Ce n’est pas le premier pour moi, mais ce n’est jamais facile. Surtout
qu’il commence à me plaire, le bonhomme. Ce n’est pas souvent qu’on m’accueille
comme ça. Sa maison en carton, bien sûr, ce n’est pas Byzance, mais qu’on me
laisse entrer… juste comme ça... Bien sûr, il fait froid, bien sûr, il pue.
Mais dans mon boulot, les odeurs, on fait avec. Et puis avant, je devais sentir
vingt fois pires…
- Eh, dis
voir, m’sieur le marquis, t’aurais pas une clope des fois ? Pour aller avec…
Il rit. C’est bien. Il m’appelle l’aristo, il se marre. Je le comprends. Je
rirais aussi si je me voyais. Dans ces habits-là. Lui, il s’appelle Cédric, il
vient d’avoir cinquante-six ans. Né dans le nord, mineur à treize ans, vagabond
à quatorze, ivrogne à quinze. Il semble avoir appris à rire depuis. Il veut
qu’on l’appelle Fakir… Et il fait le clown avenue Alsace-Lorraine. … il fait
marrer les gosses et les musiciens de rue… Mon Dieu, mais qu’est-ce que tu me
fais faire ?
- C’est
marrant, quand même, que je te rencontre… Tu vois ce soir, j’avais pas
d’espoir, j’avais fait une mauvaise journée de manche, les bleus, y me sont
tombé dessus. J’me suis battu avec le travelo de la gare Centrale, et v'là que
tu débarques. Bon, ta bouteille, c’est pas du saint-émilion, mais ça fais tout
de même vachement plaisir d’avoir de la compagnie…
- Fakir…
Faut qu’on discute…
- De quoi
?
Voilà, il faut lui dire. Le pourquoi du comment.
Ça me fait toujours mal, ce moment-là. Le moment où il faut leur annoncer.

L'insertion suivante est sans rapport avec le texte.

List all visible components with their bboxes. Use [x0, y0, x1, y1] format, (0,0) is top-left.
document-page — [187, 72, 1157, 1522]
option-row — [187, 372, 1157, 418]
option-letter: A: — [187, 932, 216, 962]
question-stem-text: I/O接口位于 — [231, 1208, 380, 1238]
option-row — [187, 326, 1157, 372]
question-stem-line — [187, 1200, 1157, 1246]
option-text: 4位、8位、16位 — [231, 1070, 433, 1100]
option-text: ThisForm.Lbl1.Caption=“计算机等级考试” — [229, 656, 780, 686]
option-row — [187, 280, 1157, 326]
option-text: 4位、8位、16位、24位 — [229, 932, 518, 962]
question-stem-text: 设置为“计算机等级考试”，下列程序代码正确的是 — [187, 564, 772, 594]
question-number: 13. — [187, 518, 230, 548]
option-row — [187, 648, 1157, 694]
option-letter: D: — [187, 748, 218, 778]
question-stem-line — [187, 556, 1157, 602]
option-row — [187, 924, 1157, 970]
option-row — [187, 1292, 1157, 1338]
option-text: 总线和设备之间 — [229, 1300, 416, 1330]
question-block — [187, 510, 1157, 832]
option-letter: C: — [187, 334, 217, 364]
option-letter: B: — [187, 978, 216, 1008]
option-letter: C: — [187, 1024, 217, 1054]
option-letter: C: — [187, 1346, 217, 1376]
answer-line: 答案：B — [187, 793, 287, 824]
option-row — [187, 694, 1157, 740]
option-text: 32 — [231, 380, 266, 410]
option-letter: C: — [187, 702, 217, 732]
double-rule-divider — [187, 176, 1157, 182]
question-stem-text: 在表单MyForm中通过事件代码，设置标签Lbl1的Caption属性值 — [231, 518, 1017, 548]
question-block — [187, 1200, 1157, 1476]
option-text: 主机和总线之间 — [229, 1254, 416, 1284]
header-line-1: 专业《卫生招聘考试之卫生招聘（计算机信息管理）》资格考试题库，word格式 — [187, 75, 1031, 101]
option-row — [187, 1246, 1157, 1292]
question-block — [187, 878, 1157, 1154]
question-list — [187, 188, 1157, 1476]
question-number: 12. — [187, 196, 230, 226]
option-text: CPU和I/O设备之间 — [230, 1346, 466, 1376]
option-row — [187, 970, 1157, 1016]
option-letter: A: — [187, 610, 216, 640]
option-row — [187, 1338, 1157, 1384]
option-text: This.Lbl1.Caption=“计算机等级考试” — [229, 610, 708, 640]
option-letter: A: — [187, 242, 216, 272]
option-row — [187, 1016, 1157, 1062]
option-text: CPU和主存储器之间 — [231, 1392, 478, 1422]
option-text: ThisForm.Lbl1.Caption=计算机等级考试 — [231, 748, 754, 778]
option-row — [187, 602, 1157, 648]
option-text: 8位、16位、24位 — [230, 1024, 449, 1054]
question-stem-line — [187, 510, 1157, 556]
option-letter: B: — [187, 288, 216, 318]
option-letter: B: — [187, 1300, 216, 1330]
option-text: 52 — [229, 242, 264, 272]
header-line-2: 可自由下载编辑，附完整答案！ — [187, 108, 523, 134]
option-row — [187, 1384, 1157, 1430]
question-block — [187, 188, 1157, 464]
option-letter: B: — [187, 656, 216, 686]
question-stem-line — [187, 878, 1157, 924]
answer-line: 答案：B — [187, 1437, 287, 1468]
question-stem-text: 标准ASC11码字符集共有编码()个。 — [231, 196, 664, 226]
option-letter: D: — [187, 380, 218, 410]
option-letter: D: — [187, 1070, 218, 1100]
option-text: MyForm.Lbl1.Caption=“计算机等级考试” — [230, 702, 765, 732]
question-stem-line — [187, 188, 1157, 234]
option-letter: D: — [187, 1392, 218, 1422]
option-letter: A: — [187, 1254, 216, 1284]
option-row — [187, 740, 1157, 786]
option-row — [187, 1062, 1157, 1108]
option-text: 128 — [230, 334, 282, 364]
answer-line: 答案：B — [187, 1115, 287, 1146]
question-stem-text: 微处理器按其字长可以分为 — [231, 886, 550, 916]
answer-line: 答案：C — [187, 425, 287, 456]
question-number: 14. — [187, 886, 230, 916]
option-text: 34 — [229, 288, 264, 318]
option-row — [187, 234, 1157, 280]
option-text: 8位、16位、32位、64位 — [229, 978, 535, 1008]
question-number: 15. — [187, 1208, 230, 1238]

Bon Dieu d’bon dieu, comme il dirait. Il y a des gens comme ça, tu rechignes un
peu. Mais c’est comme ça… Et puis surtout, comment lui dire ? Lui qui s’est
accroché à la vie comme à son ombre. Mon Dieu, je suis désolé, mais je n’ai
vraiment pas envie…
- Ben,
gars, reste pas là s’en rien dire, qu'est-ce qui se passe ?
- T’es
mort Fakir, voilà ce qu’il se passe. T’es mort tout à l’heure, il n’y a pas eu
de cri, il y a pas eu d’ambulances, et personne pour tes derniers mots. Et le
coup de la lumière blanche, c’est rien que du mytho, voilà ce qui se passe.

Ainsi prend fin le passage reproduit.